Convergence Rates for Learning Pseudo-Differential Operators
Jiaheng Chen, Daniel Sanz-Alonso
TL;DR
This work tackles the problem of learning elliptic pseudo-differential operators from noisy data by formulating operator learning as estimation of a bi-infinite wavelet matrix within a wavelet–Galerkin framework. It introduces a learning-oriented matrix compression and a nested-support regression to exploit multiscale sparsity, and proves a nearly parametric convergence rate $N^{-1/(2+\rho)}$ (up to poly-log factors) for the operator estimator in the $H^{t}\to H^{-t'}$ norm, with the estimator achieving $\mathcal{O}(2^{Jn})$ nonzero coefficients and near-linear computational cost $\mathcal{O}(N2^{Jn})$. The learned operator yields an efficient, stable wavelet–Galerkin solver whose numerical error tracks the statistical accuracy of the estimator, providing a principled link between operator learning, data-driven PDE solvers, and wavelet methods. In the noiseless case, convergence improves to super-algebraic rates, and the framework accommodates Green’s functions of elliptic PDEs as a key example.
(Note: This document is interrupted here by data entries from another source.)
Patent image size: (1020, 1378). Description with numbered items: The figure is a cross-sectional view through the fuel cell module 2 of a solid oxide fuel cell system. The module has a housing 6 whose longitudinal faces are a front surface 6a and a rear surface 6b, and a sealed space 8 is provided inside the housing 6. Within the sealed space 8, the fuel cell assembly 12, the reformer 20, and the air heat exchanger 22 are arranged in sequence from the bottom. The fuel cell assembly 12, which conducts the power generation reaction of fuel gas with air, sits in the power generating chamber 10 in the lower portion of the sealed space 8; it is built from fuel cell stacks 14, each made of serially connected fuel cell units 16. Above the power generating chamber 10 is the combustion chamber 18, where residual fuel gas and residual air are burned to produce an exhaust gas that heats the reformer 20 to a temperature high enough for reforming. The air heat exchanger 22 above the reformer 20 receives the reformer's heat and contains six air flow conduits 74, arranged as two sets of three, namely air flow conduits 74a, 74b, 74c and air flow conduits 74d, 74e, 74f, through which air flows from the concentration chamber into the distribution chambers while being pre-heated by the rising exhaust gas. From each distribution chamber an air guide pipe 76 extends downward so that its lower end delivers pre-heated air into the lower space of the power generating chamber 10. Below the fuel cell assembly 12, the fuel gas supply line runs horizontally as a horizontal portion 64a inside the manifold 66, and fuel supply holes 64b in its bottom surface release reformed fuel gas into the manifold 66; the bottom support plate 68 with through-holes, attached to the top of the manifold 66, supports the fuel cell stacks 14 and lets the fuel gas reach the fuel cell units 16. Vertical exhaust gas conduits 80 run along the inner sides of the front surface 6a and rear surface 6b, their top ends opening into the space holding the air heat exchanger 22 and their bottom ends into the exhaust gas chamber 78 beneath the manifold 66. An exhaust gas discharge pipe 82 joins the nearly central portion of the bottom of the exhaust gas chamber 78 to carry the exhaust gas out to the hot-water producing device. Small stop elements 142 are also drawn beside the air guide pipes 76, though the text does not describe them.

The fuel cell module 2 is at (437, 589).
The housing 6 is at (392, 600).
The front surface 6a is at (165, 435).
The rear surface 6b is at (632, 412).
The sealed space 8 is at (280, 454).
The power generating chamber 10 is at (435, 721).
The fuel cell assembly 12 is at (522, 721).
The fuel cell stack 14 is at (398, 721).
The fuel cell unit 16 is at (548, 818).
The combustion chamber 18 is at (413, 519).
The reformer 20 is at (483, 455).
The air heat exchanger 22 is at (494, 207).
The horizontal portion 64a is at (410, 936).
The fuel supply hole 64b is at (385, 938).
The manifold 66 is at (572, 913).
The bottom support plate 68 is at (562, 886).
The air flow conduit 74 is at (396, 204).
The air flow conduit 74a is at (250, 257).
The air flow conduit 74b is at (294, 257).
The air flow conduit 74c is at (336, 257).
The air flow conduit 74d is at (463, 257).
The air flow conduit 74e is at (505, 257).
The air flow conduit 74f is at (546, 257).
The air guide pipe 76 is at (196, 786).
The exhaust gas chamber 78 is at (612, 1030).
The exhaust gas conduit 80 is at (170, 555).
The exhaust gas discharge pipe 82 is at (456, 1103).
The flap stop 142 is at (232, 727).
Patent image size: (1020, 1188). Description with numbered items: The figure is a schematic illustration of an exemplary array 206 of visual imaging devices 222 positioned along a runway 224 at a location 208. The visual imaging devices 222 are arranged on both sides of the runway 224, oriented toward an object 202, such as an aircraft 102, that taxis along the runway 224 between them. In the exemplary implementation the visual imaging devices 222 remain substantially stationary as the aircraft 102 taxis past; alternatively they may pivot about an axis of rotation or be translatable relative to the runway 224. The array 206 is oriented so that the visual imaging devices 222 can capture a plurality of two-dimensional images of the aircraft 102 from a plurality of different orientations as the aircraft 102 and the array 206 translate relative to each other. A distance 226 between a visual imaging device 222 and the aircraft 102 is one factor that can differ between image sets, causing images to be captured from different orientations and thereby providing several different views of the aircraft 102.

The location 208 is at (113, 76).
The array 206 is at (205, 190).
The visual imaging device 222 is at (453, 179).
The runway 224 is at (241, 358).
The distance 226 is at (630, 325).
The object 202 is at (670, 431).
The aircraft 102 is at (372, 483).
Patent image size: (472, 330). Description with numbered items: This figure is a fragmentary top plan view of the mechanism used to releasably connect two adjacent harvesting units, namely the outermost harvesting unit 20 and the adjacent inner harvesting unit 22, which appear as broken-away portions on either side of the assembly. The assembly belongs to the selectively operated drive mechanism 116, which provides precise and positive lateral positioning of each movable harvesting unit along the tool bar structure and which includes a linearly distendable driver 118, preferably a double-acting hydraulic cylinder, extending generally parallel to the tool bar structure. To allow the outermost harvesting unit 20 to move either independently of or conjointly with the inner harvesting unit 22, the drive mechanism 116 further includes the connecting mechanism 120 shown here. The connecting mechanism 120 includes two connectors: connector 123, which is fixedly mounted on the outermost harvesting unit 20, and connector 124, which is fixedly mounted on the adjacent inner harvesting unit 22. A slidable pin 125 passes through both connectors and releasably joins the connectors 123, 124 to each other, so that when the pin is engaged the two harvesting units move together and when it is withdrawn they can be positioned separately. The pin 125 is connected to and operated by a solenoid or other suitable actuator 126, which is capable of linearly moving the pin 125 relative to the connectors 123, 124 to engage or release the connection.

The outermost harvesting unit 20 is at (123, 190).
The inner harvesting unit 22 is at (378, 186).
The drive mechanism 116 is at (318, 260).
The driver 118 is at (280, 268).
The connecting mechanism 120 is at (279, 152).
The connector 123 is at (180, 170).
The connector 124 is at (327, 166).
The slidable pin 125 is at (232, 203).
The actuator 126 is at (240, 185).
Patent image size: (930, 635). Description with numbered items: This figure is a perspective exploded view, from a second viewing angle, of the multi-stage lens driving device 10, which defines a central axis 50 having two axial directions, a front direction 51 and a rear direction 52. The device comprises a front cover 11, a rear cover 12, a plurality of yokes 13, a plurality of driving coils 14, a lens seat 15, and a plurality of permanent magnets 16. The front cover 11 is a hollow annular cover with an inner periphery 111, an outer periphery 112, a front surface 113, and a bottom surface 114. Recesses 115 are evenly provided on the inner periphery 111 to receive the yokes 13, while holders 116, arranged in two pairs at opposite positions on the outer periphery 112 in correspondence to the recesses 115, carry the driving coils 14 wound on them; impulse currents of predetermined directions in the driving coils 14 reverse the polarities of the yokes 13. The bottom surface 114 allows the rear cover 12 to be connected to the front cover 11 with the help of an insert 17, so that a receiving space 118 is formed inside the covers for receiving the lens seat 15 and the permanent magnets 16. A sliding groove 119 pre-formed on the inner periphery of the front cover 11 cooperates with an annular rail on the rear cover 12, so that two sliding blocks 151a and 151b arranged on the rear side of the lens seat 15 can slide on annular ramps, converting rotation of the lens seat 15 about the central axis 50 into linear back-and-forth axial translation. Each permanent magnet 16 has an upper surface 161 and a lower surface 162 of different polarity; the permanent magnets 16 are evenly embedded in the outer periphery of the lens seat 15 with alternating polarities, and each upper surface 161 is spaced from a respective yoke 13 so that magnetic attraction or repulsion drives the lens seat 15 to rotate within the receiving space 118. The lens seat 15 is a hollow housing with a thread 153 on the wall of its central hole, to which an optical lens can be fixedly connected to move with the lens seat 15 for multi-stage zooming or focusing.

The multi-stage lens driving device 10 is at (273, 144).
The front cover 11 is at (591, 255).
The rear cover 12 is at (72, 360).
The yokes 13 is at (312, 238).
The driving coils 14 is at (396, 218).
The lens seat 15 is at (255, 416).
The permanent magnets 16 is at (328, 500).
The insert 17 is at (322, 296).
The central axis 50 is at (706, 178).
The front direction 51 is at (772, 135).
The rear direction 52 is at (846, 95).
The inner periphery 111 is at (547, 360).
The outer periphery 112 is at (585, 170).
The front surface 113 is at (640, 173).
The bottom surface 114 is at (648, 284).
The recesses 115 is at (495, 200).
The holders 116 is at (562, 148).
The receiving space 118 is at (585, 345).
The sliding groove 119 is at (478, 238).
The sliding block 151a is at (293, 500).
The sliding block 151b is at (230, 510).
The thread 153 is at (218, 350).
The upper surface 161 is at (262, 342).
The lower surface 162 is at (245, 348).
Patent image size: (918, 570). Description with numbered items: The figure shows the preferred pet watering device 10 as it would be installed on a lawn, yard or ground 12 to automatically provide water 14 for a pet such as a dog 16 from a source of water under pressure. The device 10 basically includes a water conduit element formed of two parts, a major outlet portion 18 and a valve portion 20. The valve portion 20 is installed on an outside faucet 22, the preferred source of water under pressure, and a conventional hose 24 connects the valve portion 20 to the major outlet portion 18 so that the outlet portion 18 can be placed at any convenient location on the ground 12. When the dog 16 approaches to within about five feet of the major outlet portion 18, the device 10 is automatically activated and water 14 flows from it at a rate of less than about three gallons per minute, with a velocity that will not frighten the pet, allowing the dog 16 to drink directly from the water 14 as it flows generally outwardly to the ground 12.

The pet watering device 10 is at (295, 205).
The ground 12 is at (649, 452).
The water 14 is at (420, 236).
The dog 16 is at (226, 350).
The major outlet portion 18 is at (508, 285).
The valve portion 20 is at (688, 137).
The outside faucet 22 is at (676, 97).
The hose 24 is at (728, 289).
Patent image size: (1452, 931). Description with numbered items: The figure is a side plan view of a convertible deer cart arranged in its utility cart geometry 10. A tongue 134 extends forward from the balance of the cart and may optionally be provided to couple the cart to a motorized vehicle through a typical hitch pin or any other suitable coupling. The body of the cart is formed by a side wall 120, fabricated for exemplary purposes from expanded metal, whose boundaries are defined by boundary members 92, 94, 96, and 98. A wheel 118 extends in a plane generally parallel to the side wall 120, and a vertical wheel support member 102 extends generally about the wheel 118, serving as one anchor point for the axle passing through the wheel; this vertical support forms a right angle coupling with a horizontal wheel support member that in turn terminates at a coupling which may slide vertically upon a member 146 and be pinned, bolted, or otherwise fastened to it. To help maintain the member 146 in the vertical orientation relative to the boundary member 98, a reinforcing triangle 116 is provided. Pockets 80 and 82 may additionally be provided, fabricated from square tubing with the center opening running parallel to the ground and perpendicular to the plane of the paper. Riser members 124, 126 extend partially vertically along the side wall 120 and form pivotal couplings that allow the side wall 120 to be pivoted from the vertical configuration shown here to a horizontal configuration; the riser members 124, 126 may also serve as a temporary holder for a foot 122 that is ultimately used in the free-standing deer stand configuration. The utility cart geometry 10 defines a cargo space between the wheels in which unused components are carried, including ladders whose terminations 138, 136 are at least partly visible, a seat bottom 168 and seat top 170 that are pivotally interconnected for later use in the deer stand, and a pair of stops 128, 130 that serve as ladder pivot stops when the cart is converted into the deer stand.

Overall, the paper delivers a rigorous multiscale statistical theory for learning operator maps and demonstrates compatibility with downstream PDE solution workflows.
Abstract
This paper establishes convergence rates for learning elliptic pseudo-differential operators, a fundamental operator class in partial differential equations and mathematical physics. In a wavelet-Galerkin framework, we formulate learning over this class as a structured infinite-dimensional regression problem with multiscale sparsity. Building on this structure, we propose a sparse, data- and computation-efficient estimator, which leverages a novel matrix compression scheme tailored to the learning task and a nested-support strategy to balance approximation and estimation errors. In addition to obtaining convergence rates for the estimator, we show that the learned operator induces an efficient and stable Galerkin solver whose numerical error matches its statistical accuracy. Our results therefore contribute to bringing together operator learning, data-driven solvers, and wavelet methods in scientific computing.